With the appearance of literature, with the return of exegesis and the concern for formalization, with the development of philology – in short, with the reappearance of language as a multiple profusion, the order of Classical thought can now be eclipsed. At this time, from any retrospective viewpoint, it enters a region of shade. Even so, we should speak not of darkness but of a somewhat blurred light, deceptive in its apparent clarity, and hiding more than it reveals: it seems to us, in fact, that we know all there is to be known about Classical knowledge if we understand that it is rationalistic, that, since Galileo and Descartes, it has accorded an absolute privilege to Mechanism, that it presupposes a general ordering of nature, that it accepts the possibility of an analysis sufficiently radical to discover elements or origins, but that it already has a presentiment, beyond and despite all these concepts of understanding, of the movement of life, of the density of history, and of the disorder, so difficult to master, in nature.
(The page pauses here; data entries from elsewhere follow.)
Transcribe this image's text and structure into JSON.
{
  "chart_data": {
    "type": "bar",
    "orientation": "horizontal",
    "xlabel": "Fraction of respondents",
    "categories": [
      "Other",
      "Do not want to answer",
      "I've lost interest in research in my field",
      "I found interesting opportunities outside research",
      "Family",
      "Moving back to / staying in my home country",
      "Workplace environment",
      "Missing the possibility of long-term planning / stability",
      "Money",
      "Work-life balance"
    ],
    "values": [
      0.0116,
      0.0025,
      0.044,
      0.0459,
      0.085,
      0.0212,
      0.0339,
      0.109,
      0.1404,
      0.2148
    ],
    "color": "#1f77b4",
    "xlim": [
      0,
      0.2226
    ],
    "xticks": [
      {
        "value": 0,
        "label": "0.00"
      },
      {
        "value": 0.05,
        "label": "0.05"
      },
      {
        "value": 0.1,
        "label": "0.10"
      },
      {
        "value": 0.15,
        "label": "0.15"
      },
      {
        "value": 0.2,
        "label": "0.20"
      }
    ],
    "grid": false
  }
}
But to recognize Classical thought by such signs alone is to misunderstand its fundamental arrangement; it is to neglect entirely the relation between such manifestations and what made them possible. And how, after all (if not by a slow and laborious technique), are we to discover the complex relation of representations, identities, orders, words, natural beings, desires,

and interests, once that vast grid has been dismantled, once needs have organized their production for themselves, once living beings have turned in towards the essential functions of life, once words have become weighed down with their own material history in short, once the identities of representation have ceased to express the order of beings completely and openly? The entire system of grids which analysed the sequence of representations (a thin temporal series unfolding in men’s minds), arresting its movement, fragmenting it, spreading it out and redistributing it in a permanent table, all these distinctions created by words and discourse, characters and classification, equivalences and exchange, have been so completely abolished that it is difficult today to rediscover how that structure was able to function. The last ‘bastion’ to fall – and the one whose disappearance cut us off from Classical thought forever – was precisely the first of all those grids: discourse, which ensured the initial, spontaneous, unconsidered deployment of representation in a table. When discourse ceased to exist and to function within representation as the first means of ordering it, Classical thought ceased at the same time to be directly accessible to us.